Это было бы похоже на победу мятежника Пугачёва, восставшего при Екатерине II. Но тот был мужиком, выдававшим себя за царя. Этот – просвещённый интеллигент. Не такой ли невероятный царь – в качестве духовного вождя – возможен во взбаламученной невероятной России? И кого ещё можно призвать на царство? Соразмерной кандидатуры нет.
…Жизнь в Петрограде бурлит. Во что это выльется? Поживём – увидим. Несмотря на некоторые повреждения верхней одежды, ваш корреспондент готов и впредь барахтаться в бурных волнах Русской революции.
7
Две следующие статьи тоже дались без особого труда. Сергей поговорил с несколькими знакомыми журналистами и просмотрел газетные публикации последнего месяца. Понял: ничего понять невозможно. Но на это он и не претендовал.
У него был превосходный советчик: дядя Кирилл Павлович, у которого он останавливался, приезжая в Петербург. Так было и на этот раз.
Семья Кирилла Павловича – жена Ольга Сигизмундовна, дочь Софья и сын, кавалерийский офицер (он воевал на Южном фронте) – располагалась в пятикомнатной квартире на Большой Садовой. Вечером Сергей нанёс им визит. Отец семейства был на службе в Департаменте просвещения. Ольга Сигизмундовна встретила его как родного сына, выразив неудовольствие тем, что он остановился в гостинице. Когда пришёл Кирилл Павлович – крупный, бородатый, шумный – и обнял его, трижды расцеловав, Сергей понял, что будет свиньёй, если откажется от их гостеприимства.
Наиболее интересные сведения и комментарии к происходящим событиям он получил после вечернего чая в кабинете Кирилла Павловича, по словам которого, большевики собираются силой захватить власть. Желают произвести нечто несусветное, переведя буржуазную революцию в социалистическую. Что это такое, никто не ведает, но оно может свершиться с непредсказуемыми последствиями.
– Надо отдать им должное, – рассуждал Кирилл Павлович, – определённый резон в этом есть. Российская буржуазия жидковата и алчна. Да и что это за такое явление «буржуазия», известно только её врагам. Вроде бы и я, работник Департамента просвещения, учителя, писатели, радеющие за народ – и есть буржуа? Министры Временного правительства, которые честно исполняют свои обязанности, или офицеры, умирающие на войне, – тоже буржуа?

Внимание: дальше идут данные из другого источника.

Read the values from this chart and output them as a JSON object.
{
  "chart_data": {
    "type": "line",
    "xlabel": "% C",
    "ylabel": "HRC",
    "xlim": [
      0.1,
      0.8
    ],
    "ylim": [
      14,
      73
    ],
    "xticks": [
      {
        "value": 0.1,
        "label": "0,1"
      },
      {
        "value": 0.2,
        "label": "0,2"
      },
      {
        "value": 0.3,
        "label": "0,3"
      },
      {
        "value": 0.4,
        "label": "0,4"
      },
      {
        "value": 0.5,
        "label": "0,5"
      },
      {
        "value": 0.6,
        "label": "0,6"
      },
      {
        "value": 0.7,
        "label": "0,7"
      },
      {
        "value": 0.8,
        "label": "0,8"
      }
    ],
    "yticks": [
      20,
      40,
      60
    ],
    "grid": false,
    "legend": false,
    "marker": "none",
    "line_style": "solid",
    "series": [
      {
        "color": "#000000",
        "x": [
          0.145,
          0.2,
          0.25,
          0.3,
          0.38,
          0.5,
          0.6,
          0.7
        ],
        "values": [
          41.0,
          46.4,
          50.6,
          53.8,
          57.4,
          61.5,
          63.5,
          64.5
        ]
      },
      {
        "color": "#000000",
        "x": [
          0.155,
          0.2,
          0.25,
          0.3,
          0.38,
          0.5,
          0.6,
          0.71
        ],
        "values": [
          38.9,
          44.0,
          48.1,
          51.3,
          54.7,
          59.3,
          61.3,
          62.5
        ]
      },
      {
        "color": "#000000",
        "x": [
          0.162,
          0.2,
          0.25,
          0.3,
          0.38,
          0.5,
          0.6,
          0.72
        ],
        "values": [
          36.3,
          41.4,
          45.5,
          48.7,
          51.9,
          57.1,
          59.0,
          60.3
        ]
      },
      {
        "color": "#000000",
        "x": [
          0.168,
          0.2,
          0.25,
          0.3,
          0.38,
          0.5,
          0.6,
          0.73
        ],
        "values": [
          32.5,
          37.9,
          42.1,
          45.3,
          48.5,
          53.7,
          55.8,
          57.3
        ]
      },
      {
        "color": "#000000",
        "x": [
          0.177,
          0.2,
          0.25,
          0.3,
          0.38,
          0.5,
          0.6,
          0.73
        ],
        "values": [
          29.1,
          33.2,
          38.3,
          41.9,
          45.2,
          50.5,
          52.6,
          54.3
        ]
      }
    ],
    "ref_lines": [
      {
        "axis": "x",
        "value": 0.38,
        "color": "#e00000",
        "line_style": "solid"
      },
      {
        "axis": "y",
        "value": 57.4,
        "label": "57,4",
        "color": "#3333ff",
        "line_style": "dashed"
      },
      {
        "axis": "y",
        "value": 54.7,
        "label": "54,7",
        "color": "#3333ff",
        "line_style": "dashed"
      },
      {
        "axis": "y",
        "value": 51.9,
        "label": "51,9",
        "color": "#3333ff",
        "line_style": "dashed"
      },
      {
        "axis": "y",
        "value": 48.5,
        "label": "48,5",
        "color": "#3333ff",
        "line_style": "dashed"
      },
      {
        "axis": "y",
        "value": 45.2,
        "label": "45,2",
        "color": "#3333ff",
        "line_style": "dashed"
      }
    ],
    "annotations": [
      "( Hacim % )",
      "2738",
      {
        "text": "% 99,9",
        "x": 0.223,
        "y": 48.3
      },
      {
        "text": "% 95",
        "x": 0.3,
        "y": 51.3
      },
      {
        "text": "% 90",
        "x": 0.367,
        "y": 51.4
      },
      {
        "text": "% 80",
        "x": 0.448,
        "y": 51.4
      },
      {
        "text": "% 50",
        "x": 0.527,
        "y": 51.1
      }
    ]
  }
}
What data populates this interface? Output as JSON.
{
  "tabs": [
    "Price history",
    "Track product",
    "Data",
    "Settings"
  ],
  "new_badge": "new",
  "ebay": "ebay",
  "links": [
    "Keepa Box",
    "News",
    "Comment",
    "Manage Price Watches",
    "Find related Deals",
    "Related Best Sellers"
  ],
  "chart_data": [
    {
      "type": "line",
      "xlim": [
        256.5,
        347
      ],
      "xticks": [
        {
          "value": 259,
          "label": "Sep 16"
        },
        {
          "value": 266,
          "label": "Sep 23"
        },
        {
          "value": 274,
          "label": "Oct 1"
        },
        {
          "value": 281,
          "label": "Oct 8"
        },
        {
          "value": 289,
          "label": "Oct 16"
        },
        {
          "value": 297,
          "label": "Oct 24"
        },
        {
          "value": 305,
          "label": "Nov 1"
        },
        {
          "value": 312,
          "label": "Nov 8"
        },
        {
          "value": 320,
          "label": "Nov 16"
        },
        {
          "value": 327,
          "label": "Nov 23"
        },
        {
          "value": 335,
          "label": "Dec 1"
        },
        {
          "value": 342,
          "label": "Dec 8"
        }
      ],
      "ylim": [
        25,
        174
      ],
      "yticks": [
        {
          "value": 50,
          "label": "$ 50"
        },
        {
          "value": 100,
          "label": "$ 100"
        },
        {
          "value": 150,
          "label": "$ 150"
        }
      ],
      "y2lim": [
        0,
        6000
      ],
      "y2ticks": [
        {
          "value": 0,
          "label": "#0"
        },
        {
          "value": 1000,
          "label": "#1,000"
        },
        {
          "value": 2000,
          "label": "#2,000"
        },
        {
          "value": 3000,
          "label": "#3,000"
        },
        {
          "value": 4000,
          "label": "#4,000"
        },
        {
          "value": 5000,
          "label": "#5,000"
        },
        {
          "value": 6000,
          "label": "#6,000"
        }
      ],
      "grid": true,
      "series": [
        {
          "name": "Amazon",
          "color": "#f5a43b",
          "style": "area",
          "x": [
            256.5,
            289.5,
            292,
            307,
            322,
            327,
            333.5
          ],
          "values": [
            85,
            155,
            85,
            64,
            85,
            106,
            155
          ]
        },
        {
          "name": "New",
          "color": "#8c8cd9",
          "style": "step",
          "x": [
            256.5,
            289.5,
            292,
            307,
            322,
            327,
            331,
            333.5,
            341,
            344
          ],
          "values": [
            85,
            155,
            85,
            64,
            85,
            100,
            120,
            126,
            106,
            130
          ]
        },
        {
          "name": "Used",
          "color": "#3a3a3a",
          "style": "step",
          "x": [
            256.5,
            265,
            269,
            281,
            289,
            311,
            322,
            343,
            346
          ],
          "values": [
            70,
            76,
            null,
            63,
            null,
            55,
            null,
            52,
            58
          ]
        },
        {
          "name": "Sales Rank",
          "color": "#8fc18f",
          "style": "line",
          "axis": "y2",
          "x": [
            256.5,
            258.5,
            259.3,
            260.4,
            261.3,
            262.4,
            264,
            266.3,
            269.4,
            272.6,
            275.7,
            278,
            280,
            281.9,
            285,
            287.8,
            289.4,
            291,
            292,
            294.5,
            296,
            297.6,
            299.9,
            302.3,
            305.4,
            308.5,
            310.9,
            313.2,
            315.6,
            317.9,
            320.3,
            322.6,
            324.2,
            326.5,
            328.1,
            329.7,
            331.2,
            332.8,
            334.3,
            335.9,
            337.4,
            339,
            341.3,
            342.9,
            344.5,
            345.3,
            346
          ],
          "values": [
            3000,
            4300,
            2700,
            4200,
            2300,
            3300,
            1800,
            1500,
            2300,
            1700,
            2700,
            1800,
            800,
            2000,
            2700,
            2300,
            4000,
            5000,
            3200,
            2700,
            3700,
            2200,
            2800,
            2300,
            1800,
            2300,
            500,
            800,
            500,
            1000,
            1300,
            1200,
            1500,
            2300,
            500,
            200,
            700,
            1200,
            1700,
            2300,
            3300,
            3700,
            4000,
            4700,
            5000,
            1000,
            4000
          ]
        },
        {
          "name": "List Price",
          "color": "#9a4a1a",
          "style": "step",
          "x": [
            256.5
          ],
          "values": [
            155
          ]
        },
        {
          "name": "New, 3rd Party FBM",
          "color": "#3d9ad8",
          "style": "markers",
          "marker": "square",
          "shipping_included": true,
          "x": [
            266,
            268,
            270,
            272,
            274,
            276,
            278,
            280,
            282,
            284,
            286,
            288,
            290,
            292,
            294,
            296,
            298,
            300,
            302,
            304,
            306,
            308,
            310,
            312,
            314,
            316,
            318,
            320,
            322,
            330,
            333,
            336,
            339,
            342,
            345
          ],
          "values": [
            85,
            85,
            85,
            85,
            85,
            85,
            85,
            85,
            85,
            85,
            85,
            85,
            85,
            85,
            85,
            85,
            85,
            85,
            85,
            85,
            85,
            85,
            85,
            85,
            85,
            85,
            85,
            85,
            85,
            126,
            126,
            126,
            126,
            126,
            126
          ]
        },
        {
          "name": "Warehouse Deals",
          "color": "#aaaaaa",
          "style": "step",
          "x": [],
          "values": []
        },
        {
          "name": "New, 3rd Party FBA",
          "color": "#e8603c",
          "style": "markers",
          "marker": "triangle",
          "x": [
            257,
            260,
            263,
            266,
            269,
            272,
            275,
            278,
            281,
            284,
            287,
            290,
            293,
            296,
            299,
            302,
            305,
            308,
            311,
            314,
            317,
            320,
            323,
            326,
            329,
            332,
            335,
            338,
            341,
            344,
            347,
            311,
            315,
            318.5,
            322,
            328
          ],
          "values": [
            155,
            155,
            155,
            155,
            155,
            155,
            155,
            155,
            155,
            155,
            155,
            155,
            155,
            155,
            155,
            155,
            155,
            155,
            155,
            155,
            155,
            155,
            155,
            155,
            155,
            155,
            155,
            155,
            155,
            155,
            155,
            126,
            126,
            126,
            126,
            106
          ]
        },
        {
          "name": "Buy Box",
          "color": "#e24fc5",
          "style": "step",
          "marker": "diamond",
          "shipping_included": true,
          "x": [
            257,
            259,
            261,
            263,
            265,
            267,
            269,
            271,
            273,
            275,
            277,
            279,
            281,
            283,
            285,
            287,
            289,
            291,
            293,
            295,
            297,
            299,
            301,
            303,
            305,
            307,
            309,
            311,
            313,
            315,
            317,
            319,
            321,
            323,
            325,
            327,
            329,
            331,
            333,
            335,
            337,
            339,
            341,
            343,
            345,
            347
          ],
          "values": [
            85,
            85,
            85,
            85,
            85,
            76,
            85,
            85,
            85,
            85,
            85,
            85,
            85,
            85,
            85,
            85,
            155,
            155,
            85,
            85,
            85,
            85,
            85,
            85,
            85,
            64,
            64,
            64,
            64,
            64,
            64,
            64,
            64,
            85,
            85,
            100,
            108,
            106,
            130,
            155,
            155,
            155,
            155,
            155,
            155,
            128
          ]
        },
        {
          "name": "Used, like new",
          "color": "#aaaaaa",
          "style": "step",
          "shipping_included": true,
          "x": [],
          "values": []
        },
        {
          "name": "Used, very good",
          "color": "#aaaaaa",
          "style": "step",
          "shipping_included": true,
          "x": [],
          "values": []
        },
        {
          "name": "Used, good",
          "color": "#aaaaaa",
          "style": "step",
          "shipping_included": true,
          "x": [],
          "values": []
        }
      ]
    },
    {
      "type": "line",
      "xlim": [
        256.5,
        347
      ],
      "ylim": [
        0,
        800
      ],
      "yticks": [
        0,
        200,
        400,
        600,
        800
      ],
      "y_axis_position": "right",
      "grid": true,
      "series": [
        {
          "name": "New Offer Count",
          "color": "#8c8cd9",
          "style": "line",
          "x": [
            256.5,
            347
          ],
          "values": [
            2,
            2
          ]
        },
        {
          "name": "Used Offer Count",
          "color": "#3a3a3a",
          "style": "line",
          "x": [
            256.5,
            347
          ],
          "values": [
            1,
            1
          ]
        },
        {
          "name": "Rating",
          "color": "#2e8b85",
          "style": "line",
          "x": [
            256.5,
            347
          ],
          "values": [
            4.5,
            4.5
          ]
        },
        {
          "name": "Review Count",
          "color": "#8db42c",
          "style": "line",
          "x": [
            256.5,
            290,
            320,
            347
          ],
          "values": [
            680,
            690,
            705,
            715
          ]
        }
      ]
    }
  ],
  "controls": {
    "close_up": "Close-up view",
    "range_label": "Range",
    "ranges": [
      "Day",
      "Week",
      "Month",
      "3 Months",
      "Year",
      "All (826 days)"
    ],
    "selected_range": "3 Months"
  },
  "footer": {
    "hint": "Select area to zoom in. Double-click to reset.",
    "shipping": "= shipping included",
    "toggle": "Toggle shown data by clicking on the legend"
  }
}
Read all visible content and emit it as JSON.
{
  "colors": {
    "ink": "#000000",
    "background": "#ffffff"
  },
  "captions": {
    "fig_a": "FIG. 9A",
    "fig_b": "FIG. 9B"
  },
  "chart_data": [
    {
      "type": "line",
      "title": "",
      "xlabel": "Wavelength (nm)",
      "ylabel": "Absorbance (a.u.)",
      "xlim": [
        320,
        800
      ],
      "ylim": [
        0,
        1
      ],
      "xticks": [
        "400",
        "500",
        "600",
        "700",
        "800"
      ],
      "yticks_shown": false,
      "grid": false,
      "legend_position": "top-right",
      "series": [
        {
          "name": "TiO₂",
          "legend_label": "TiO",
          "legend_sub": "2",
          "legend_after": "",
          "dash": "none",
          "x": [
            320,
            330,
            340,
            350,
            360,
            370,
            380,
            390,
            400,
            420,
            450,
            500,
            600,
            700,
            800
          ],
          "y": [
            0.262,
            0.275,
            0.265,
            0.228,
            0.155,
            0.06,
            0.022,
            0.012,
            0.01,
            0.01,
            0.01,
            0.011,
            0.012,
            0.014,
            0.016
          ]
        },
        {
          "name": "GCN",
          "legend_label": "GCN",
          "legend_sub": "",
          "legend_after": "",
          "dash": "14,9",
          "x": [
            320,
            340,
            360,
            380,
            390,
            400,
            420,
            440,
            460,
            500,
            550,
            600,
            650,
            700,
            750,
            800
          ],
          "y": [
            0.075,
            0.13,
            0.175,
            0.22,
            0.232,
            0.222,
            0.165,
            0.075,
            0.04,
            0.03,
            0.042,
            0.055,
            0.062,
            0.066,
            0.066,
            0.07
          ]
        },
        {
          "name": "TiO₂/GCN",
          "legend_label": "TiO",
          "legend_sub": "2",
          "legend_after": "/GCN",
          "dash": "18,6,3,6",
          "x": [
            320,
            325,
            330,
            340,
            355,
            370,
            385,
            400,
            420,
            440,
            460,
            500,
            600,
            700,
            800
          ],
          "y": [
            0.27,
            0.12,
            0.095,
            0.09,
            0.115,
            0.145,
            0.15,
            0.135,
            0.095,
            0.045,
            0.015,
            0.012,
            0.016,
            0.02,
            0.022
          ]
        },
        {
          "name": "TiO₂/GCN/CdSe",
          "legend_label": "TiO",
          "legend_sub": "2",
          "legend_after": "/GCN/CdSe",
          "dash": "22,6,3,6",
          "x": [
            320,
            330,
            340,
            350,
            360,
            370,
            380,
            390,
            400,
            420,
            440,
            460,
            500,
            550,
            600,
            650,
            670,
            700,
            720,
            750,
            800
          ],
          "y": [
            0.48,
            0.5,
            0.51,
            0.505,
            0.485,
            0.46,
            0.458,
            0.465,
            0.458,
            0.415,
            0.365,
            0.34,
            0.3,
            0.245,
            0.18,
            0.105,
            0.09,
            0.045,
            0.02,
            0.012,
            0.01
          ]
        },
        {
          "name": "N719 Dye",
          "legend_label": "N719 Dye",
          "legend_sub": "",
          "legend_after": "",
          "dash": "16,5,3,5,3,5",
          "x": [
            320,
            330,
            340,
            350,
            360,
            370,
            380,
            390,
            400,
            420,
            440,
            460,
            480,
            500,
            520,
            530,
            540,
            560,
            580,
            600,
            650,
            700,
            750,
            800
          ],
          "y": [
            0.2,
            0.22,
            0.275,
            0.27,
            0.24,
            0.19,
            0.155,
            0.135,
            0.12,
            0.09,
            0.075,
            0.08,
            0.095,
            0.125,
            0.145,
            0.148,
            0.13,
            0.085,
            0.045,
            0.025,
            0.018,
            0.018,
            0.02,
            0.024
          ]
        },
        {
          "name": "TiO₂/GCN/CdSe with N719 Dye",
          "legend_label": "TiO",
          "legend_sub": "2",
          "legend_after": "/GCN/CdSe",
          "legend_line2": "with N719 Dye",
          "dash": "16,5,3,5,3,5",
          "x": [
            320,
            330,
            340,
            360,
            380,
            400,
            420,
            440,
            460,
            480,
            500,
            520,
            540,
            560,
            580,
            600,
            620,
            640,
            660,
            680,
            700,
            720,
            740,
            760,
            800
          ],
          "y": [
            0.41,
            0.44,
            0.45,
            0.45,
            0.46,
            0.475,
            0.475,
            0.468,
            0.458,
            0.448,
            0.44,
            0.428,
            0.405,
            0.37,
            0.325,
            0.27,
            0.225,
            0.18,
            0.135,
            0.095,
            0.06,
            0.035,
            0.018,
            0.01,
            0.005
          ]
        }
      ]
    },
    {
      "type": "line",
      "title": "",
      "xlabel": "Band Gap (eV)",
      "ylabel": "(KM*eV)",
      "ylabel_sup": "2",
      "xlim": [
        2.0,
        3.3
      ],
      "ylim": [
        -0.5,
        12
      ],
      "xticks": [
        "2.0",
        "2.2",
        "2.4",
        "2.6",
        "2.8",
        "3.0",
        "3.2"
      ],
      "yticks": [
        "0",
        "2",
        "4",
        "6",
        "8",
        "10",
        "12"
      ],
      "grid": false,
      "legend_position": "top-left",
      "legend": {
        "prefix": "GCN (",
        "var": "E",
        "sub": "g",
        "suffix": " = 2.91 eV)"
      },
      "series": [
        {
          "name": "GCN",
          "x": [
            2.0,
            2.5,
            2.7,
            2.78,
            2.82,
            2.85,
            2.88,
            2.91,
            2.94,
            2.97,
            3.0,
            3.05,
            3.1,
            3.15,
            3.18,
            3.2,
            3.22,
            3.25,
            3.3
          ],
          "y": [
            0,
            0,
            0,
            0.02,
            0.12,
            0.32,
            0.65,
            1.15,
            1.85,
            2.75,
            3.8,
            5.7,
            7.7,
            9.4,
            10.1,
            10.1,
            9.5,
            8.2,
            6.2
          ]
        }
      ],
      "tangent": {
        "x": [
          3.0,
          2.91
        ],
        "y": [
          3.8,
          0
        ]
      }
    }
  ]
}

– Мне кажется, – сказал Сергей, – имеется в виду рантье, ведущие паразитический образ жизни. Помещики, владеющие землёй, но на ней не работающие. Эксплуататоры, наживающие капиталы на махинациях и жестокой эксплуатации наёмных рабочих. В общем, как там у Карла Маркса? Мой отец, признаться, в таких вопросах преуспел более, чем я.
– Да и ты, как вижу, батенька мой, не лыком шит. Есть у нас и такая буржуазия. Устроили пир во время революционной чумы. Превратили наш чинный чиновный Петербург в гнездо разврата, Содом и Гоморру. Бывшая знать бежит за границу, распродаёт художественные ценности за бесценок. Маклеры, перекупщики богатеют неимоверно, перепродавая их в Англию и Америку. Старинный фарфор и хрусталь, великолепные картины и скульптуры в прямом смысле уплывают из России. Идёт форменное разграбление музеев и дворцов. Вот, извольте, конкретный пример. Во дворце великого князя Александра Михайловича похищено ювелирных изделий и произведений искусства на сотни тысяч рублей.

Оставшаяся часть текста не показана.